子供の学校行事、結婚式や法事などの冠婚葬祭など、土曜や日曜に休まなければならない用事ももちろんありますが「旦那が日曜に休みなので、私も日曜日に休みたい」など、プライベートな要望を出す従業員に対しては困ってしまいます。
休日希望を出すとき、希望できる日数の上限を守らない
シフト管理者がシフトを作成する場合、全ての従業員が公平に休日の希望を取れるようにという観点から、従業員が休日希望を出す場合、希望できる日数に上限を設けることがあります。
例としては「1か月のシフトで休日希望を出せるのは3回まで」というルールがあげられます。それにもかかわらず、外せない用事があるからという理由で、休日希望を出せるのは3回までというルールを守らず、4回も5回も休日希望を出す従業員がいる場合もあります。休日希望のルールを守らず、勝手に休みの希望を多く入れてしまうと、その人だけ休みの希望がたくさん通ってしまう形となるため、不公平な状態になってしまいます。
シフトができあがった後、何回も休日を変更する
シフトを作成する前、従業員に対して休日の希望を取っているにもかかわらず、シフトができあがった後になって、従業員が休日の変更を申し出ることがあります。休日の変更を申し出る回数が1回程度なら、シフト管理者としては変更に応じても良いと思うものです。しかし、1か月の間に3回も4回も休日の変更を申し出る従業員に対しては「なぜ、そんなに休日を変更するのか?」と憤りを感じてしまうのではないでしょうか。
特に、直前になって休日の変更を申し出られると、代わりの従業員の手配がつかず、人手不足の状況で業務を行うことになってしまいます。時間をかけてシフトを作り上げたにもかかわらず、何度もシフトの変更を申し出る従業員がいると、シフトを作り上げた苦労が水の泡になりかねません。
「苦手な従業員とシフトが重ならないようにしてほしい」と伝えてくる
中には「苦手な従業員がいるので、重ならないようにしてほしい」と伝えてくる従業員がいる場合もあります。

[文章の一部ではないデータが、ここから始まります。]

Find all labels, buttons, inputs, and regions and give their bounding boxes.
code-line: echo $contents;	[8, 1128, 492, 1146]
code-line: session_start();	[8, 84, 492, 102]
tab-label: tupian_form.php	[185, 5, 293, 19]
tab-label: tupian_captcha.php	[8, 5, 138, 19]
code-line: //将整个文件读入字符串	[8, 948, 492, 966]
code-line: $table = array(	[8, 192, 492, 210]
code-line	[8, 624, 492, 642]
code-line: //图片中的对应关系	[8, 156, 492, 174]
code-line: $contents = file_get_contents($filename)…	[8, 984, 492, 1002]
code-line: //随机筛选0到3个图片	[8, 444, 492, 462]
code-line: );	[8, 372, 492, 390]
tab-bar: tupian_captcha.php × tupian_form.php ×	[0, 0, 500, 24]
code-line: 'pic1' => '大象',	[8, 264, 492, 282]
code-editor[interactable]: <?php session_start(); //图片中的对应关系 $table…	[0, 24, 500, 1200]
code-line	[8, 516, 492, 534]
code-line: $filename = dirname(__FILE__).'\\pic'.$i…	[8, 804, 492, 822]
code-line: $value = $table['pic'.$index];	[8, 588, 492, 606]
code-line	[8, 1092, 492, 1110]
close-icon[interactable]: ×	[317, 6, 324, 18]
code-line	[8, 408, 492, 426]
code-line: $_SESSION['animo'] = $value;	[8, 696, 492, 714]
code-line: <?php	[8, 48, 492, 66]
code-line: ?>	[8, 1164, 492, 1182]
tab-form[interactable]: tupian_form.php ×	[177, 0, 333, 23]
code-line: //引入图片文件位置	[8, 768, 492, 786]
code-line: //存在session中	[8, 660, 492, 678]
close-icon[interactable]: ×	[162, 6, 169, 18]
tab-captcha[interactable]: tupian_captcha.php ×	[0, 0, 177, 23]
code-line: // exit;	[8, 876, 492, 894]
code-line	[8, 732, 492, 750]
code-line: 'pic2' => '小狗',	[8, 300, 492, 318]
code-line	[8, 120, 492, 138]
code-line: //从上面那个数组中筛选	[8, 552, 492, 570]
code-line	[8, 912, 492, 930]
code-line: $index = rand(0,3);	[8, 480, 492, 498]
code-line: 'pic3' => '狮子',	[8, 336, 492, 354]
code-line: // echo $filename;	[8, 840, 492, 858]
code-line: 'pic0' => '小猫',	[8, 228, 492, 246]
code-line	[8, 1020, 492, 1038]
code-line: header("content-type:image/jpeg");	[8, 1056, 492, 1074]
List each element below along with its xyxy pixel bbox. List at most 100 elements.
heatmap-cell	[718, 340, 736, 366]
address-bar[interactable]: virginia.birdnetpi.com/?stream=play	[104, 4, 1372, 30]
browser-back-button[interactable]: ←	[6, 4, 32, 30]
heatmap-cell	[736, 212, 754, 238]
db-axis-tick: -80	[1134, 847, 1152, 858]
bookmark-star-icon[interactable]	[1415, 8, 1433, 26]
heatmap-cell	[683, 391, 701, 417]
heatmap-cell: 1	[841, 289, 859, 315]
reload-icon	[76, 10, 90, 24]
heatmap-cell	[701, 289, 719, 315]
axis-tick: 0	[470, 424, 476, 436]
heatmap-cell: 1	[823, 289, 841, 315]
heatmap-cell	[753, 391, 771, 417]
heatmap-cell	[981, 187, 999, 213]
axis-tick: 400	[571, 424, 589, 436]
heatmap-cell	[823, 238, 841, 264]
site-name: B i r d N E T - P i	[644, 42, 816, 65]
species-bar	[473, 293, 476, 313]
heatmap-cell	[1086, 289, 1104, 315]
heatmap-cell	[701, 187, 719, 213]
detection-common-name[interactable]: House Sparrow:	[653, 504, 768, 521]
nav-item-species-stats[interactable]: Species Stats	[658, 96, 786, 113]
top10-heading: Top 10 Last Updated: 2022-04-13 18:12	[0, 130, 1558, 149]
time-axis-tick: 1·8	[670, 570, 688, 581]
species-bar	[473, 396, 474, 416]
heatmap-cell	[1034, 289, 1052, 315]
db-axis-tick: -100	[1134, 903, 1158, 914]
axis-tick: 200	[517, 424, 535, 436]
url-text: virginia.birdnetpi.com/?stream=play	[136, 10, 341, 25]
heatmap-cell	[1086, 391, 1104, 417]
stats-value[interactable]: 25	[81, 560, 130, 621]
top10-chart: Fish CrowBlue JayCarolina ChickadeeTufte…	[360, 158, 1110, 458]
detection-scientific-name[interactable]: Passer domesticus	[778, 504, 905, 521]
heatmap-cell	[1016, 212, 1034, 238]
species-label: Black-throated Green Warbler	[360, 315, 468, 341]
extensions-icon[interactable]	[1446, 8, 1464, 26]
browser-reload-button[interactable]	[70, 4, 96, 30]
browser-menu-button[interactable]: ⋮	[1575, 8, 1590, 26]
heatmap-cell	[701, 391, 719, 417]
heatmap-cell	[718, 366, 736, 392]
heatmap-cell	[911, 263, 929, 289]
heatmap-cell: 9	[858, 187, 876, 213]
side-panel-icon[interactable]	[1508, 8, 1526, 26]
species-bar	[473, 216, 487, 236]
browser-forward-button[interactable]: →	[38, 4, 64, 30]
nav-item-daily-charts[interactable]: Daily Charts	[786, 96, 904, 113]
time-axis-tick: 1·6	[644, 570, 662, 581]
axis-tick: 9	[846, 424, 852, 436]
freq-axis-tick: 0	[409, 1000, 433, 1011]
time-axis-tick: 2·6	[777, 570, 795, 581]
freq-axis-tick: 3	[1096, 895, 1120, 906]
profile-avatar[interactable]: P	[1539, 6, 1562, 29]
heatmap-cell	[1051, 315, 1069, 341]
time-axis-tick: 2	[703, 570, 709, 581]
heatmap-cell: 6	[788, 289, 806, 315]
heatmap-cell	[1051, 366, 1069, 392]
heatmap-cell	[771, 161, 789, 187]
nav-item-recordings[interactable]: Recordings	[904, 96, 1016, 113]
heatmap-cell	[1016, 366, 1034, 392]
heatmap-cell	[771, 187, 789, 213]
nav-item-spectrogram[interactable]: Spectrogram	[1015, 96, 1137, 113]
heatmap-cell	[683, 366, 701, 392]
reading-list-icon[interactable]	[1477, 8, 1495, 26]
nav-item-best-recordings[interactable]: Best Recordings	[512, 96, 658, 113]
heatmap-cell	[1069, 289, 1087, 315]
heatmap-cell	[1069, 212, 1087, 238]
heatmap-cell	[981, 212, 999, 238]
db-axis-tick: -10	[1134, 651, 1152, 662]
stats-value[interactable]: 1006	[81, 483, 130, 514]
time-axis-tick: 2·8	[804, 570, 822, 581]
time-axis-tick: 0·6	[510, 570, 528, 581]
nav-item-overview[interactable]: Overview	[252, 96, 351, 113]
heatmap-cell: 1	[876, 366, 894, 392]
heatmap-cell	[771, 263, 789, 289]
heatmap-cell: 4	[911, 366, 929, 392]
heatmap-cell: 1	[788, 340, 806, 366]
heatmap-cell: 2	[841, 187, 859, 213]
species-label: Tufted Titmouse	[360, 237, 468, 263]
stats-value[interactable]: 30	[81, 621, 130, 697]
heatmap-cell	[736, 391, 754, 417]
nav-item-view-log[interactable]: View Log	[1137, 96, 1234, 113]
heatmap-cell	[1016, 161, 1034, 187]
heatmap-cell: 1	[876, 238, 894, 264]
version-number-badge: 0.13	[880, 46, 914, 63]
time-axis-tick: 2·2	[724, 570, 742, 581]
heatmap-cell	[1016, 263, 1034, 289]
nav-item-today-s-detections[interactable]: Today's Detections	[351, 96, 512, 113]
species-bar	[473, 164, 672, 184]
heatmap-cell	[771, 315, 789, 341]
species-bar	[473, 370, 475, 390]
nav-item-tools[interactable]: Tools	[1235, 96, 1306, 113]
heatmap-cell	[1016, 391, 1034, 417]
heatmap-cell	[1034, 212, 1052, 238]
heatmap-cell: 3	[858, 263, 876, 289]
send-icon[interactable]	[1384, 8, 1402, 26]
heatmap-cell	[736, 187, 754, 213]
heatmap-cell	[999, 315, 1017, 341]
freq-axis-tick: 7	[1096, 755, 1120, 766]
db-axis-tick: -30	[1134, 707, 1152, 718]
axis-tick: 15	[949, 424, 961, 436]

苦手な人とは仕事をしたくない、という気持ちは誰しも持っているものですが、苦手な人であっても折り合いを付けながら仕事を行うのが大人というものではないでしょうか。それにもかかわらず「苦手な従業員がいるので、重ならないようにしてほしい」という申し出は、まさにわがままといえるでしょう。
仮に、Aさんが苦手に感じる人をBさんとしましょう。実際にシフトを作ってみると、AさんとBさんが一切重ならないシフトを作ることはほぼ困難となります。AさんとBさんがそれぞれ働く時間帯が異なっていれば、AさんとBさんがシフト上で重なることはありませんが、同じ時間帯に働いているなら、一緒に仕事をするのはやむを得ないといえます。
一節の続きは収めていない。